Sounds like the perfect recipe for a modern revamp, right? That’s what industrial designer Samuele Dell’Oro thought. What better time than the 70th anniversary of this iconic Guzzi? Unsurprisingly, Dell’Oro re-imagined a modern Galletto with an electric motor. Having grown up only a few kilometers from Mandello del Lario, he told Vai Elettrico, meant that he grew up fascinated by Moto Guzzi. As he developed his love of motorcycling, everything just came together to inform this concept design.
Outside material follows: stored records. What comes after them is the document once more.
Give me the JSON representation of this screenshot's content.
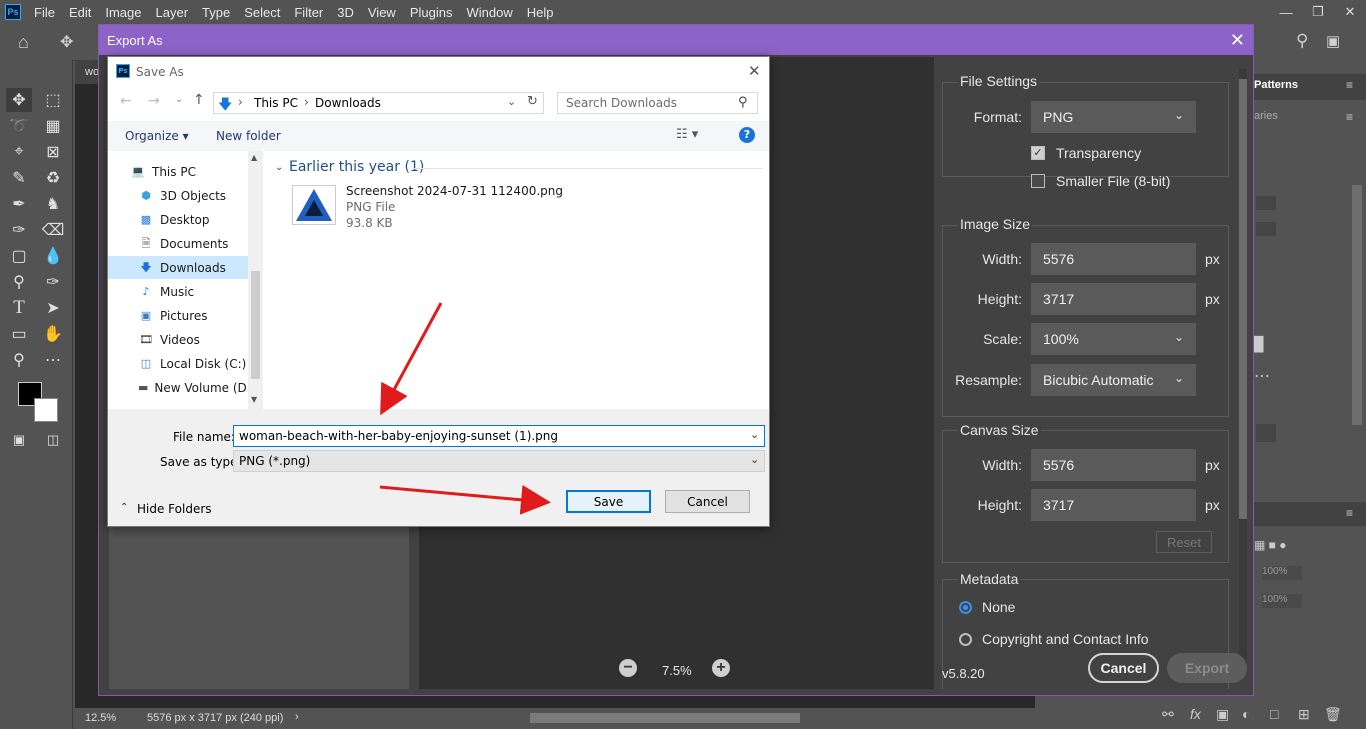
{
  "app": {
    "logo": "Ps",
    "menu": [
      "File",
      "Edit",
      "Image",
      "Layer",
      "Type",
      "Select",
      "Filter",
      "3D",
      "View",
      "Plugins",
      "Window",
      "Help"
    ],
    "doc_tab": "wo",
    "right_tab": "Patterns",
    "right_tab2": "aries",
    "status": {
      "zoom": "12.5%",
      "info": "5576 px x 3717 px (240 ppi)"
    },
    "layer_opacity": "100%",
    "layer_fill": "100%"
  },
  "export": {
    "title": "Export As",
    "file_settings": {
      "title": "File Settings",
      "format_label": "Format:",
      "format": "PNG",
      "transparency": "Transparency",
      "smaller_file": "Smaller File (8-bit)"
    },
    "image_size": {
      "title": "Image Size",
      "width_label": "Width:",
      "width": "5576",
      "height_label": "Height:",
      "height": "3717",
      "unit": "px",
      "scale_label": "Scale:",
      "scale": "100%",
      "resample_label": "Resample:",
      "resample": "Bicubic Automatic"
    },
    "canvas_size": {
      "title": "Canvas Size",
      "width_label": "Width:",
      "width": "5576",
      "height_label": "Height:",
      "height": "3717",
      "unit": "px",
      "reset": "Reset"
    },
    "metadata": {
      "title": "Metadata",
      "none": "None",
      "copyright": "Copyright and Contact Info"
    },
    "zoom": "7.5%",
    "version": "v5.8.20",
    "cancel": "Cancel",
    "export_btn": "Export"
  },
  "saveas": {
    "title": "Save As",
    "breadcrumb": [
      "This PC",
      "Downloads"
    ],
    "search_placeholder": "Search Downloads",
    "organize": "Organize",
    "new_folder": "New folder",
    "tree": [
      {
        "label": "This PC",
        "icon": "pc-icon"
      },
      {
        "label": "3D Objects",
        "icon": "cube-icon"
      },
      {
        "label": "Desktop",
        "icon": "desktop-icon"
      },
      {
        "label": "Documents",
        "icon": "document-icon"
      },
      {
        "label": "Downloads",
        "icon": "download-icon"
      },
      {
        "label": "Music",
        "icon": "music-icon"
      },
      {
        "label": "Pictures",
        "icon": "pictures-icon"
      },
      {
        "label": "Videos",
        "icon": "videos-icon"
      },
      {
        "label": "Local Disk (C:)",
        "icon": "disk-icon"
      },
      {
        "label": "New Volume (D:",
        "icon": "drive-icon"
      }
    ],
    "group": "Earlier this year (1)",
    "file": {
      "name": "Screenshot 2024-07-31 112400.png",
      "type": "PNG File",
      "size": "93.8 KB"
    },
    "filename_label": "File name:",
    "filename": "woman-beach-with-her-baby-enjoying-sunset (1).png",
    "type_label": "Save as type:",
    "type": "PNG (*.png)",
    "hide_folders": "Hide Folders",
    "save": "Save",
    "cancel": "Cancel"
  },
  "colors": {
    "export_title": "#8e63c8",
    "accent_blue": "#0078d7",
    "annotation_arrow": "#e01b1b"
  }
}
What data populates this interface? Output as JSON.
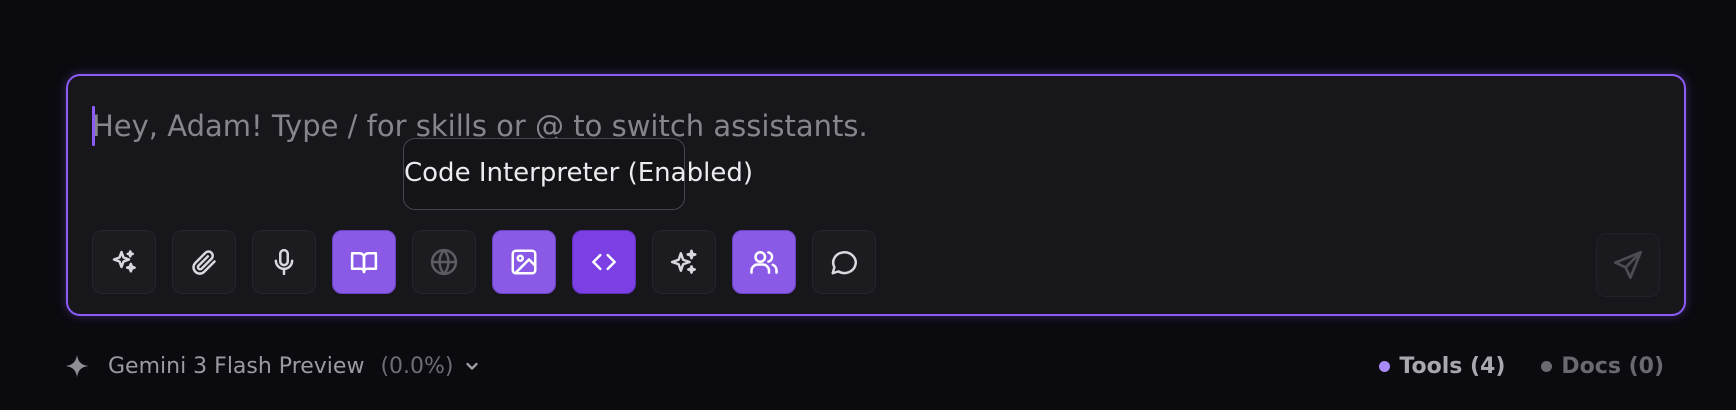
{
  "composer": {
    "placeholder": "Hey, Adam! Type / for skills or @ to switch assistants.",
    "value": "",
    "accent_color": "#8b5cf6"
  },
  "tooltip": {
    "text": "Code Interpreter (Enabled)"
  },
  "toolbar": {
    "buttons": [
      {
        "icon": "sparkles-icon",
        "active": false
      },
      {
        "icon": "paperclip-icon",
        "active": false
      },
      {
        "icon": "microphone-icon",
        "active": false
      },
      {
        "icon": "book-icon",
        "active": true
      },
      {
        "icon": "globe-icon",
        "active": false
      },
      {
        "icon": "image-icon",
        "active": true
      },
      {
        "icon": "code-icon",
        "active": true
      },
      {
        "icon": "magic-sparkles-icon",
        "active": false
      },
      {
        "icon": "users-icon",
        "active": true
      },
      {
        "icon": "chat-bubble-icon",
        "active": false
      }
    ],
    "send_icon": "send-icon"
  },
  "model": {
    "icon": "sparkle-icon",
    "name": "Gemini 3 Flash Preview",
    "usage": "(0.0%)"
  },
  "status": {
    "tools_label": "Tools (4)",
    "tools_color": "#a78bfa",
    "docs_label": "Docs (0)",
    "docs_color": "#6b6a70"
  }
}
It’s a hybrid, not just an electric scoot, and Dell’Oro’s design very practically integrates the Vespa Elettrica X motor into the mix, although he also said the full electric Vespa motor could be used instead. A four-liter gas tank powers the generator that powers the motor, allowing it to have a smaller lithium-ion battery pack on board. Power output will be around 5.36 horsepower, with a range of 200 kilometers, or just over 124 miles. Battery pack is a 4kWh unit that charges in four hours at 220 volts. Chassis is based on the existing Piaggio Beverly, and would have a 16-inch front wheel and a 14-inch rear, as well as disc brakes all around and ABS.
Gallery: Moto Guzzi Galletto Hybrid Concept
Guys, I don’t think I’ve ever wanted a concept to become reality this much in my life. This is precisely how you update a classic and bring it into the modern era. Dell’Oro’s modern Galletto is absolutely beautiful, and a perfect homage to the original. From the colorful rooster logo to the luggage rack that can also hold an optional passenger seat—in case your cargo is a person and not a top box full of stuff—it’s all about the small details, like alloy wheels made to echo the original spoked versions. Nice work!
Sadly, for anyone hoping to see it come to showrooms soon, it’s only a concept at the moment. What do you think?